To determine the most reliable intrinsic value estimate, we weigh each valuation method based on:

  1. Forecast Certainty: DCF methods rely on long-term projections, while earnings power value focuses on current normalized earnings
  2. Business Model Alignment: Dividend models are more appropriate for mature companies with established dividend policies
  3. Historical Accuracy: How well each method has predicted fair value historically

Valuation Weight Matrix

Valuation Method Weight Weighted Value
Discounted Cash Flow (10Y) 30% $13.18
Discounted Cash Flow (5Y) 25% $10.03
Dividend Discount Model (Multi-Stage) 20% $7.85
Dividend Discount Model (Stable) 15% $5.79
Earnings Power Value 10% $2.55
Weighted Average 100% $39.41

Investment Conclusion

Based on our comprehensive valuation analysis, Palfinger AG's weighted average intrinsic value is $39.41, which is approximately 12.8% above the current market price of $34.95.
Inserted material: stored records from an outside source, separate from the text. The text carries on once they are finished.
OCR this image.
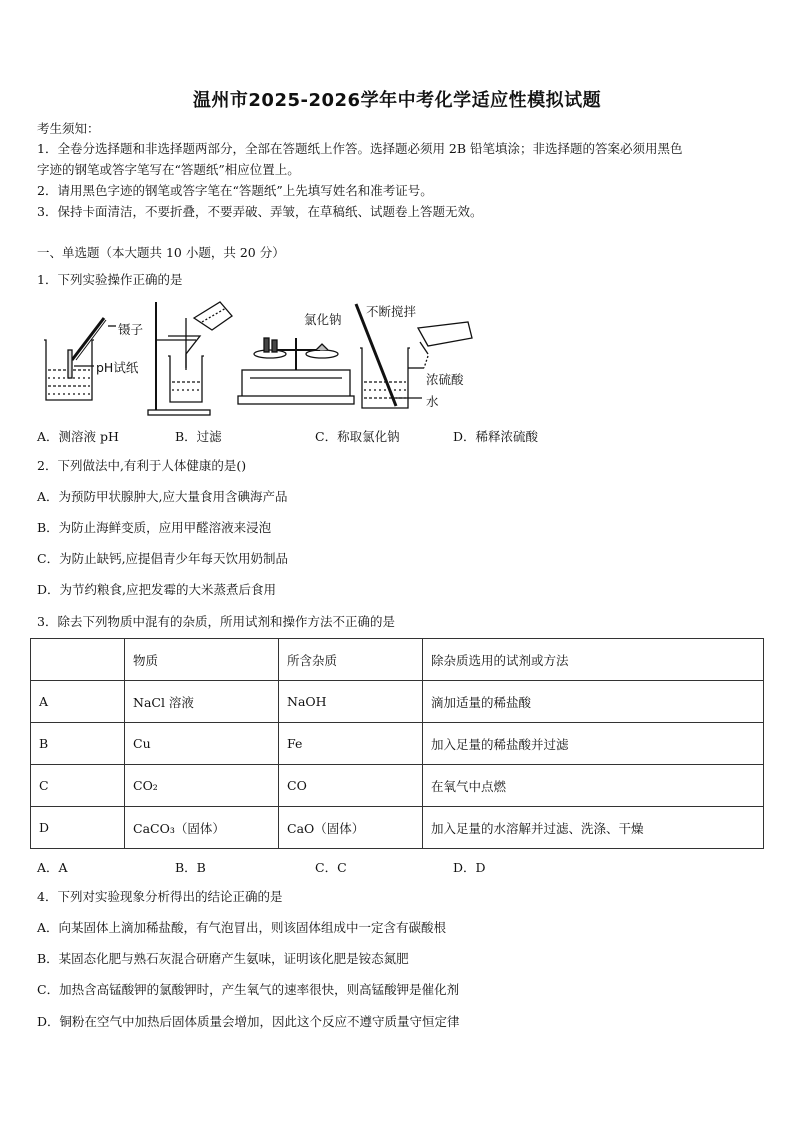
温州市2025-2026学年中考化学适应性模拟试题
考生须知：
1．全卷分选择题和非选择题两部分，全部在答题纸上作答。选择题必须用 2B 铅笔填涂；非选择题的答案必须用黑色
字迹的钢笔或答字笔写在“答题纸”相应位置上。
2．请用黑色字迹的钢笔或答字笔在“答题纸”上先填写姓名和准考证号。
3．保持卡面清洁，不要折叠，不要弄破、弄皱，在草稿纸、试题卷上答题无效。
一、单选题（本大题共 10 小题，共 20 分）
1．下列实验操作正确的是
镊子
pH试纸
氯化钠
不断搅拌
浓硫酸
水
A．测溶液 pH	B．过滤	C．称取氯化钠	D．稀释浓硫酸
2．下列做法中,有利于人体健康的是()
A．为预防甲状腺肿大,应大量食用含碘海产品
B．为防止海鲜变质，应用甲醛溶液来浸泡
C．为防止缺钙,应提倡青少年每天饮用奶制品
D．为节约粮食,应把发霉的大米蒸煮后食用
3．除去下列物质中混有的杂质，所用试剂和操作方法不正确的是
	物质	所含杂质	除杂质选用的试剂或方法
A	NaCl 溶液	NaOH	滴加适量的稀盐酸
B	Cu	Fe	加入足量的稀盐酸并过滤
C	CO₂	CO	在氧气中点燃
D	CaCO₃（固体）	CaO（固体）	加入足量的水溶解并过滤、洗涤、干燥
A．A	B．B	C．C	D．D
4．下列对实验现象分析得出的结论正确的是
A．向某固体上滴加稀盐酸，有气泡冒出，则该固体组成中一定含有碳酸根
B．某固态化肥与熟石灰混合研磨产生氨味，证明该化肥是铵态氮肥
C．加热含高锰酸钾的氯酸钾时，产生氧气的速率很快，则高锰酸钾是催化剂
D．铜粉在空气中加热后固体质量会增加，因此这个反应不遵守质量守恒定律
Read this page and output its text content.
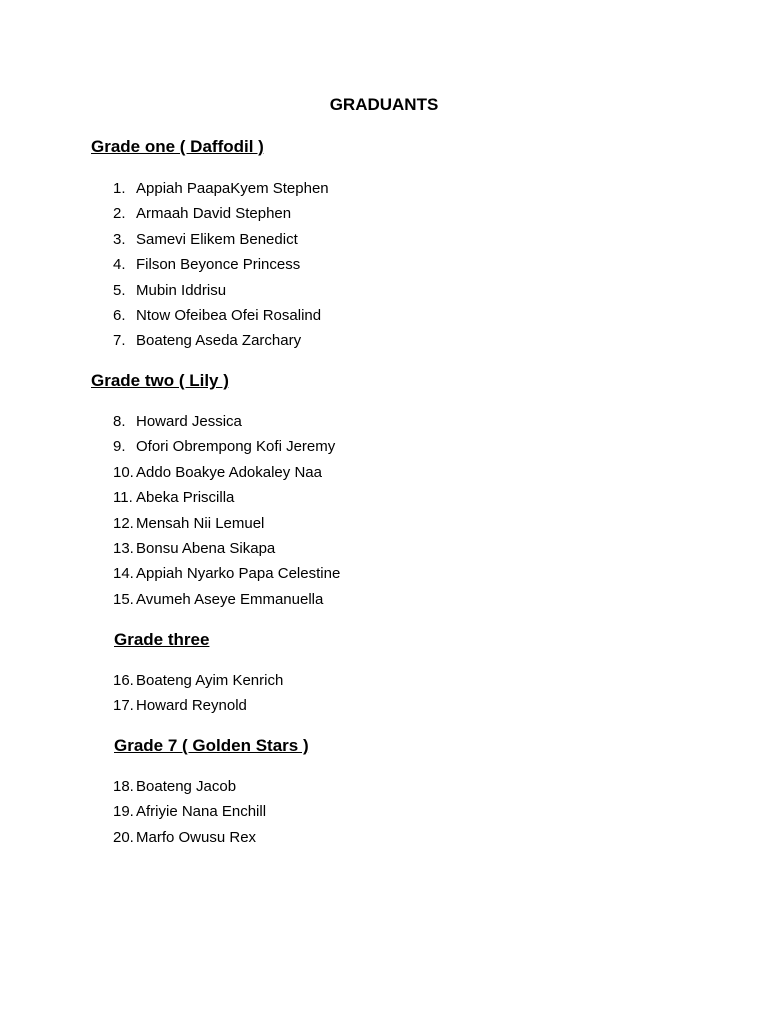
GRADUANTS
Grade one ( Daffodil )
1. Appiah PaapaKyem Stephen
2. Armaah David Stephen
3. Samevi Elikem Benedict
4. Filson Beyonce Princess
5. Mubin Iddrisu
6. Ntow Ofeibea Ofei Rosalind
7. Boateng Aseda Zarchary
Grade two ( Lily )
8. Howard Jessica
9. Ofori Obrempong Kofi Jeremy
10. Addo Boakye Adokaley Naa
11. Abeka Priscilla
12. Mensah Nii Lemuel
13. Bonsu Abena Sikapa
14. Appiah Nyarko Papa Celestine
15. Avumeh Aseye Emmanuella
Grade three
16. Boateng Ayim Kenrich
17. Howard Reynold
Grade 7 ( Golden Stars )
18. Boateng Jacob
19. Afriyie Nana Enchill
20. Marfo Owusu Rex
Key investment considerations:

  • Strong projected earnings growth (5% to 4% margin)
  • Consistent cash flow generation
  • Historical dividend growth of 29.06%

Given these factors, we believe Palfinger AG is currently moderately undervalued with the potential for long-term appreciation based on the company's growth trajectory and financial strength.